4. If you could share one learning experience/great lesson, what would it be?
Early on, I was so desperate to get going that when someone asked me about my prices, I would state them, but then follow up quickly with, “but we can work out something…” or some such thing. Remember, just as a job helps them pay their bills, getting paid for a resume helps you pay yours. You have to remember that being a resume writer is your job and you deserve to be rewarded competitively for a job well done. State your prices, state your value proposition and then BE QUIET. When you are confident in what you offer, others will be confident that they are getting a good product and good price. If they go elsewhere, you have to be okay with that.
5. Looking back, what would you have done differently? Done the same?
I would not have spent my money on sponsoring tables, doing advertisements, etc. It is just not effective. I would have developed my systems and processes faster and stuck to them.
6. What advice would you give someone just entering the resume-writing industry?
Define your ideal customer. Actually write the characteristics of that person on paper (Professional level? College grads? Retirees returning to the workforce? Freed convicts? Very specific education or income level?

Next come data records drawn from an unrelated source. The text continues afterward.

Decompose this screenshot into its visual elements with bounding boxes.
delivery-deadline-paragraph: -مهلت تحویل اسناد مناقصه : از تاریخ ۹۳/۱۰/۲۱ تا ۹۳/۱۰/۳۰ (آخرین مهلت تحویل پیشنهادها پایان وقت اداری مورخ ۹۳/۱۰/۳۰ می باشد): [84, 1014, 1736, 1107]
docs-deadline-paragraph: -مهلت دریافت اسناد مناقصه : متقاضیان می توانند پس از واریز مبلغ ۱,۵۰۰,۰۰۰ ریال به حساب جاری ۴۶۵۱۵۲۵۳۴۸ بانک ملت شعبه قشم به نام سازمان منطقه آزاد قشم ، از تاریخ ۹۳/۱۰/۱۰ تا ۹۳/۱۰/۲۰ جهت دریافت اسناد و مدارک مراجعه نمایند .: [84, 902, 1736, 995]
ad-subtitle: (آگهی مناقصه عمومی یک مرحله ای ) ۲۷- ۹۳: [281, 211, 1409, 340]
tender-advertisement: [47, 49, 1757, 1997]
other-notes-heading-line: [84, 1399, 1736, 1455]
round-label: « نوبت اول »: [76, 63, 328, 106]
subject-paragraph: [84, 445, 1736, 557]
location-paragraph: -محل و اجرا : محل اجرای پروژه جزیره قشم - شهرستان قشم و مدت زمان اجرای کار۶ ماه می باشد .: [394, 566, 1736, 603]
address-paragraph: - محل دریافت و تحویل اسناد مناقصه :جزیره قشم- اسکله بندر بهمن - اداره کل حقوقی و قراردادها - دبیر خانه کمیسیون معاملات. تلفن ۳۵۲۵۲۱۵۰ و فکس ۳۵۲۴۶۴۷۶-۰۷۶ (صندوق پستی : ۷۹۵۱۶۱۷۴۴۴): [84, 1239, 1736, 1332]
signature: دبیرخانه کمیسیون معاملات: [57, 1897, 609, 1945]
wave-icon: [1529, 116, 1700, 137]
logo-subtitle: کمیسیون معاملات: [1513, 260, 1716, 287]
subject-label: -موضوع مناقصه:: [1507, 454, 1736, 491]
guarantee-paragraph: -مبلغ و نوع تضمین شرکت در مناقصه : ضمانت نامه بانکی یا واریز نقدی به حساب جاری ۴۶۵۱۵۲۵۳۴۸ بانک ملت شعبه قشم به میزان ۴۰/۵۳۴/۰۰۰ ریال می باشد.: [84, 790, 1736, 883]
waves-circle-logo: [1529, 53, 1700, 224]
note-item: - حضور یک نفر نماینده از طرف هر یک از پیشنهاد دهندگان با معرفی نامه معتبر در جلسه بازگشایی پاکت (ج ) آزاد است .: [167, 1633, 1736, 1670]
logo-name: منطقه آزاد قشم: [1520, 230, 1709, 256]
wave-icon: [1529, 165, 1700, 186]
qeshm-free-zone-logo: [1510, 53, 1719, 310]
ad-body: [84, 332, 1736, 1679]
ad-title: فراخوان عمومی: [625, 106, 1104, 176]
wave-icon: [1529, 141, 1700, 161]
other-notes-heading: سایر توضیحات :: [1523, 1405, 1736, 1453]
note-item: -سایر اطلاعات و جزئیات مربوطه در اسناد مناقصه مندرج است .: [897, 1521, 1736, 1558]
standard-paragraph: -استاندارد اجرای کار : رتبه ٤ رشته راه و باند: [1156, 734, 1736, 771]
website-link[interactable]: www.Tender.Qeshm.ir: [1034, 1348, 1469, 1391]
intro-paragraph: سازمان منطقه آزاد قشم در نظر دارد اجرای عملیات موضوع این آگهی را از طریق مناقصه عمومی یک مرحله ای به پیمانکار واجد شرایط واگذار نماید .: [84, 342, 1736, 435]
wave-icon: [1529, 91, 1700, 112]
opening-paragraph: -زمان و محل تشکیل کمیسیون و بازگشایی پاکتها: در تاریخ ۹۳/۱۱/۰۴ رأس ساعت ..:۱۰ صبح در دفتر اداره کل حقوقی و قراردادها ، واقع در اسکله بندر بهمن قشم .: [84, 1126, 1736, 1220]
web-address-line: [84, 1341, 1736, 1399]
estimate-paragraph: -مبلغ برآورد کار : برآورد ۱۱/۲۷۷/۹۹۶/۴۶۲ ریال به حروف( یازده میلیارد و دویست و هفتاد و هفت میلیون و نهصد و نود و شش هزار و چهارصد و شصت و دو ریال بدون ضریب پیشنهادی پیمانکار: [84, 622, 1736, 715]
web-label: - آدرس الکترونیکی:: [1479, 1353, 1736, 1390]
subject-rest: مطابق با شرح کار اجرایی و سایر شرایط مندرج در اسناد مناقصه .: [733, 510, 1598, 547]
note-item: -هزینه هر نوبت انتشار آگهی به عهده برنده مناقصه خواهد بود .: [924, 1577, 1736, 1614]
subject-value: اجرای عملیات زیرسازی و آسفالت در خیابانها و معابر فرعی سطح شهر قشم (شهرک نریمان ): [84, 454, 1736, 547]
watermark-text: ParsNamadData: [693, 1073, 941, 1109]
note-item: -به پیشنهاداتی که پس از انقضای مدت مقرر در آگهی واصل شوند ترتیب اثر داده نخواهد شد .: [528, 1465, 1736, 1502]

Only engineers?) and then define WHY this profile is your target. Next, write down what you offer (how you validate yourself to this target). For example, you may have 25 years in retail, so your target customer is retail management professionals. Great! Your 25 years demonstrates that you “get” the retail person, can speak their lingo, and will develop a resume that will appeal to someone who hires the retail professional. It may seem like you’re limiting your opportunities, but you are actually setting yourself up as an expert and in a position to exploit a niche. You have limited bandwidth as a solo-preneur. By going narrow, you build stronger relationships and more referral opportunities than if you try to stay broad and never develop an expertise or expert status. By the way, referrals are your GOLD.
7. How do you see our industry transforming over the next 12 months? 5 years? What do think resume writers need to know in order to survive?
Because HR and hiring is going mobile, resume writers need to figure out where they fit in with helping candidates be mobile. Resume writers need to also help people define the THEMES of their careers, not just the functions of their jobs.